If you want GemStone users to share other objects as well, you need to arrange for references to those objects to be added to the users’ symbol lists.

To insert or remove a SymbolDictionary to/from your symbol list, or to make any changes to a UserProfile that is not your own, you must have the necessary system privilege. For details, see "User Accounts and Security" in the System Administration Guide.

Publishers, Subscribers and the Published Dictionary

The Published Dictionary, PublishedObjectSecurityPolicy, and the groups Subscribers and Publishers together provide an example of how to set up a system for sharing objects.

The Published Dictionary is an initially empty dictionary referred to by your UserProfile. You can use the Published dictionary to "publish" application objects to all users — for example, symbols that most users might need to access. The Published Dictionary is not used by GemStone classes; rather, it is available for application use.

The PublishedObjectSecurityPolicy is owned by the Data Curator and has World access set to none. Two groups have access to the PublishedObjectSecurityPolicy:

  • Subscribers have read-only access.
  • Publishers have read-write access.

Publishers can create objects in the PublishedObjectSecurityPolicy and enter them in the Published Dictionary. Then members of the Subscribers group can access the objects.

For example, your system administrator might add each member of a programming team to the group Publishers.
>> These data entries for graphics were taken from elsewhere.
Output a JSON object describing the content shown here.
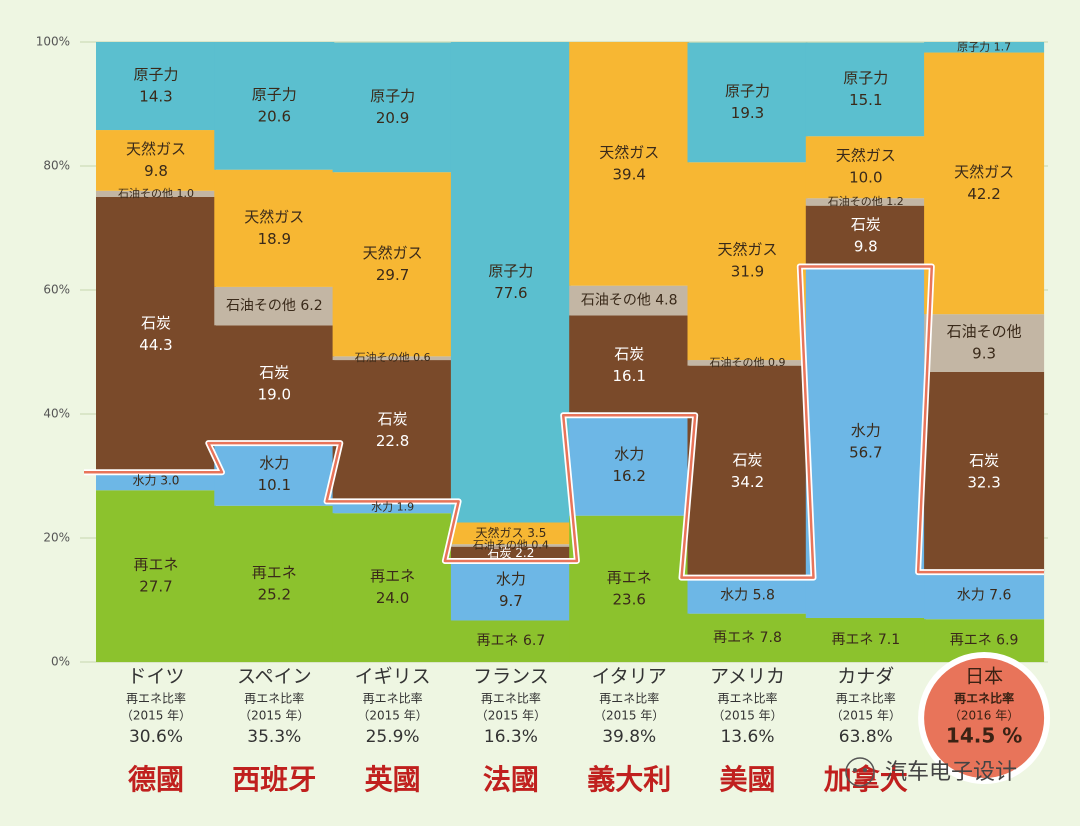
{
  "chart_data": {
    "type": "bar",
    "stacked": true,
    "categories": [
      "ドイツ",
      "スペイン",
      "イギリス",
      "フランス",
      "イタリア",
      "アメリカ",
      "カナダ",
      "日本"
    ],
    "categories_zh": [
      "德國",
      "西班牙",
      "英國",
      "法國",
      "義大利",
      "美國",
      "加拿大",
      ""
    ],
    "renewable_ratio_label": "再エネ比率",
    "years": [
      "（2015 年）",
      "（2015 年）",
      "（2015 年）",
      "（2015 年）",
      "（2015 年）",
      "（2015 年）",
      "（2015 年）",
      "（2016 年）"
    ],
    "renewable_ratio": [
      "30.6%",
      "35.3%",
      "25.9%",
      "16.3%",
      "39.8%",
      "13.6%",
      "63.8%",
      "14.5 %"
    ],
    "renewable_ratio_values": [
      30.6,
      35.3,
      25.9,
      16.3,
      39.8,
      13.6,
      63.8,
      14.5
    ],
    "series": [
      {
        "name": "再エネ",
        "color": "#8cc22d",
        "values": [
          27.7,
          25.2,
          24.0,
          6.7,
          23.6,
          7.8,
          7.1,
          6.9
        ]
      },
      {
        "name": "水力",
        "color": "#6db7e6",
        "values": [
          3.0,
          10.1,
          1.9,
          9.7,
          16.2,
          5.8,
          56.7,
          7.6
        ]
      },
      {
        "name": "石炭",
        "color": "#7a4a2a",
        "values": [
          44.3,
          19.0,
          22.8,
          2.2,
          16.1,
          34.2,
          9.8,
          32.3
        ]
      },
      {
        "name": "石油その他",
        "color": "#c3b6a4",
        "values": [
          1.0,
          6.2,
          0.6,
          0.4,
          4.8,
          0.9,
          1.2,
          9.3
        ]
      },
      {
        "name": "天然ガス",
        "color": "#f7b733",
        "values": [
          9.8,
          18.9,
          29.7,
          3.5,
          39.4,
          31.9,
          10.0,
          42.2
        ]
      },
      {
        "name": "原子力",
        "color": "#5bbfcf",
        "values": [
          14.3,
          20.6,
          20.9,
          77.6,
          0,
          19.3,
          15.1,
          1.7
        ]
      }
    ],
    "yticks": [
      "0%",
      "20%",
      "40%",
      "60%",
      "80%",
      "100%"
    ],
    "ylim": [
      0,
      100
    ],
    "grid": true,
    "highlight_color": "#e8745a"
  },
  "watermark": "汽车电子设计"
}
After completing the definition of a new class, a programmer could make the class available to colleagues by adding it to the Published dictionary. Because this dictionary is already in each user’s symbol list, whatever you add becomes visible to users the next time they obtain a fresh transaction view of the repository. Using the Published dictionary lets you share these objects without having to put them in Globals, which contains the GemStone kernel classes, and without the necessity of adding a special dictionary to each user’s symbol list.